21 Ehud dan reikte zijn linkerhand uit, en nam het zwaard van zijn rechterheup, en stak het in zijn buik;
22 Dat ook het hecht achter het lemmer inging, en het vet om het lemmer toesloot (want hij trok het zwaard niet uit zijn buik), en de drek uitging.
23 Toen ging Ehud uit van de voorzaal, en sloot de deuren der opperzaal voor zich toe, en deed ze in het slot.
24 Als hij uitgegaan was, zo kwamen zijn knechten, en zagen toe, en ziet, de deuren der opperzaal waren in het slot gedaan; zo zeiden zij: Zeker, hij bedekt zijn voeten in de verkoelkamer.
25 Als zij nu tot schamens toe gebeid hadden, ziet, zo opende hij de deuren der opperzaal niet. Toen namen zij den sleutel en deden open; en ziet, hunlieder heer lag ter aarde dood.
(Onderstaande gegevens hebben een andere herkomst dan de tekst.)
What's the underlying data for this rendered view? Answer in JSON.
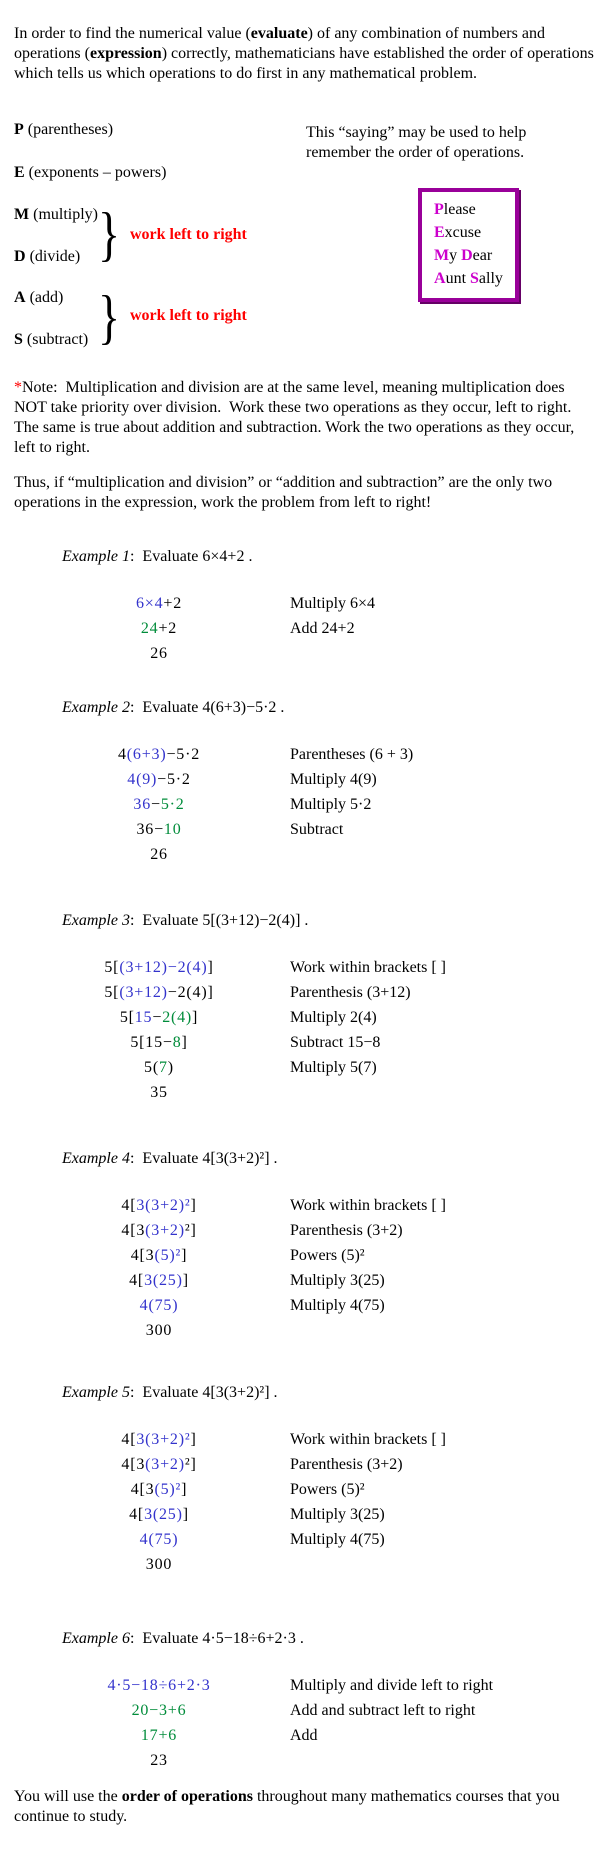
{
  "colors": {
    "math_step_blue": "#3333CC",
    "math_step_green": "#008C3A",
    "work_note_red": "#FF0000",
    "mnemonic_letter_magenta": "#CC00CC",
    "mnemonic_border_purple": "#990099"
  },
  "intro": {
    "p1": "In order to find the numerical value (",
    "b1": "evaluate",
    "p2": ") of any combination of numbers and operations (",
    "b2": "expression",
    "p3": ") correctly, mathematicians have established the order of operations which tells us which operations to do first in any mathematical problem."
  },
  "pemdas": {
    "items": [
      {
        "letter": "P",
        "rest": " (parentheses)"
      },
      {
        "letter": "E",
        "rest": " (exponents – powers)"
      },
      {
        "letter": "M",
        "rest": " (multiply)"
      },
      {
        "letter": "D",
        "rest": " (divide)"
      },
      {
        "letter": "A",
        "rest": " (add)"
      },
      {
        "letter": "S",
        "rest": " (subtract)"
      }
    ],
    "work_note": "work left to right"
  },
  "saying": {
    "text": "This “saying” may be used to help remember the order of operations."
  },
  "mnemonic": {
    "lines": [
      [
        [
          "P",
          1
        ],
        [
          "lease",
          0
        ]
      ],
      [
        [
          "E",
          1
        ],
        [
          "xcuse",
          0
        ]
      ],
      [
        [
          "M",
          1
        ],
        [
          "y ",
          0
        ],
        [
          "D",
          1
        ],
        [
          "ear",
          0
        ]
      ],
      [
        [
          "A",
          1
        ],
        [
          "unt ",
          0
        ],
        [
          "S",
          1
        ],
        [
          "ally",
          0
        ]
      ]
    ]
  },
  "note": {
    "star": "*",
    "body": "Note:  Multiplication and division are at the same level, meaning multiplication does NOT take priority over division.  Work these two operations as they occur, left to right. The same is true about addition and subtraction. Work the two operations as they occur, left to right."
  },
  "thus": {
    "text": "Thus, if “multiplication and division” or “addition and subtraction” are the only two operations in the expression, work the problem from left to right!"
  },
  "examples": [
    {
      "label": "Example 1",
      "prompt": ":  Evaluate 6×4+2 .",
      "steps": [
        {
          "math": [
            [
              "6×4",
              "b"
            ],
            [
              "+2",
              "k"
            ]
          ],
          "desc": "Multiply 6×4"
        },
        {
          "math": [
            [
              "24",
              "g"
            ],
            [
              "+2",
              "k"
            ]
          ],
          "desc": "Add 24+2"
        },
        {
          "math": [
            [
              "26",
              "k"
            ]
          ],
          "desc": ""
        }
      ]
    },
    {
      "label": "Example 2",
      "prompt": ":  Evaluate 4(6+3)−5·2 .",
      "steps": [
        {
          "math": [
            [
              "4",
              "k"
            ],
            [
              "(6+3)",
              "b"
            ],
            [
              "−5·2",
              "k"
            ]
          ],
          "desc": "Parentheses (6 + 3)"
        },
        {
          "math": [
            [
              "4(9)",
              "b"
            ],
            [
              "−5·2",
              "k"
            ]
          ],
          "desc": "Multiply 4(9)"
        },
        {
          "math": [
            [
              "36",
              "b"
            ],
            [
              "−",
              "k"
            ],
            [
              "5·2",
              "g"
            ]
          ],
          "desc": "Multiply 5·2"
        },
        {
          "math": [
            [
              "36−",
              "k"
            ],
            [
              "10",
              "g"
            ]
          ],
          "desc": "Subtract"
        },
        {
          "math": [
            [
              "26",
              "k"
            ]
          ],
          "desc": ""
        }
      ]
    },
    {
      "label": "Example 3",
      "prompt": ":  Evaluate 5[(3+12)−2(4)] .",
      "steps": [
        {
          "math": [
            [
              "5[",
              "k"
            ],
            [
              "(3+12)−2(4)",
              "b"
            ],
            [
              "]",
              "k"
            ]
          ],
          "desc": "Work within brackets [ ]"
        },
        {
          "math": [
            [
              "5[",
              "k"
            ],
            [
              "(3+12)",
              "b"
            ],
            [
              "−2(4)]",
              "k"
            ]
          ],
          "desc": "Parenthesis (3+12)"
        },
        {
          "math": [
            [
              "5[",
              "k"
            ],
            [
              "15",
              "b"
            ],
            [
              "−",
              "k"
            ],
            [
              "2(4)",
              "g"
            ],
            [
              "]",
              "k"
            ]
          ],
          "desc": "Multiply 2(4)"
        },
        {
          "math": [
            [
              "5[15−",
              "k"
            ],
            [
              "8",
              "g"
            ],
            [
              "]",
              "k"
            ]
          ],
          "desc": "Subtract 15−8"
        },
        {
          "math": [
            [
              "5(",
              "k"
            ],
            [
              "7",
              "g"
            ],
            [
              ")",
              "k"
            ]
          ],
          "desc": "Multiply 5(7)"
        },
        {
          "math": [
            [
              "35",
              "k"
            ]
          ],
          "desc": ""
        }
      ]
    },
    {
      "label": "Example 4",
      "prompt": ":  Evaluate 4[3(3+2)²] .",
      "steps": [
        {
          "math": [
            [
              "4[",
              "k"
            ],
            [
              "3(3+2)²",
              "b"
            ],
            [
              "]",
              "k"
            ]
          ],
          "desc": "Work within brackets [ ]"
        },
        {
          "math": [
            [
              "4[3",
              "k"
            ],
            [
              "(3+2)",
              "b"
            ],
            [
              "²]",
              "k"
            ]
          ],
          "desc": "Parenthesis (3+2)"
        },
        {
          "math": [
            [
              "4[3",
              "k"
            ],
            [
              "(5)²",
              "b"
            ],
            [
              "]",
              "k"
            ]
          ],
          "desc": "Powers (5)²"
        },
        {
          "math": [
            [
              "4[",
              "k"
            ],
            [
              "3(25)",
              "b"
            ],
            [
              "]",
              "k"
            ]
          ],
          "desc": "Multiply 3(25)"
        },
        {
          "math": [
            [
              "4(75)",
              "b"
            ]
          ],
          "desc": "Multiply 4(75)"
        },
        {
          "math": [
            [
              "300",
              "k"
            ]
          ],
          "desc": ""
        }
      ]
    },
    {
      "label": "Example 5",
      "prompt": ":  Evaluate 4[3(3+2)²] .",
      "steps": [
        {
          "math": [
            [
              "4[",
              "k"
            ],
            [
              "3(3+2)²",
              "b"
            ],
            [
              "]",
              "k"
            ]
          ],
          "desc": "Work within brackets [ ]"
        },
        {
          "math": [
            [
              "4[3",
              "k"
            ],
            [
              "(3+2)",
              "b"
            ],
            [
              "²]",
              "k"
            ]
          ],
          "desc": "Parenthesis (3+2)"
        },
        {
          "math": [
            [
              "4[3",
              "k"
            ],
            [
              "(5)²",
              "b"
            ],
            [
              "]",
              "k"
            ]
          ],
          "desc": "Powers (5)²"
        },
        {
          "math": [
            [
              "4[",
              "k"
            ],
            [
              "3(25)",
              "b"
            ],
            [
              "]",
              "k"
            ]
          ],
          "desc": "Multiply 3(25)"
        },
        {
          "math": [
            [
              "4(75)",
              "b"
            ]
          ],
          "desc": "Multiply 4(75)"
        },
        {
          "math": [
            [
              "300",
              "k"
            ]
          ],
          "desc": ""
        }
      ]
    },
    {
      "label": "Example 6",
      "prompt": ":  Evaluate 4·5−18÷6+2·3 .",
      "steps": [
        {
          "math": [
            [
              "4·5−18÷6+2·3",
              "b"
            ]
          ],
          "desc": "Multiply and divide left to right"
        },
        {
          "math": [
            [
              "20−3+6",
              "g"
            ]
          ],
          "desc": "Add and subtract left to right"
        },
        {
          "math": [
            [
              "17+6",
              "g"
            ]
          ],
          "desc": "Add"
        },
        {
          "math": [
            [
              "23",
              "k"
            ]
          ],
          "desc": ""
        }
      ]
    }
  ],
  "closing": {
    "p1": "You will use the ",
    "b1": "order of operations",
    "p2": " throughout many mathematics courses that you continue to study."
  }
}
26 En Ehud ontkwam, terwijl zij vertoefden; want hij ging voorbij de gesneden beelden, en ontkwam naar Sehirath.
27 En het geschiedde, als hij aankwam, zo blies hij met de bazuin op het gebergte van Efraim; en de kinderen Israels togen met hem af van het gebergte, en hij zelf voor hun aangezicht heen.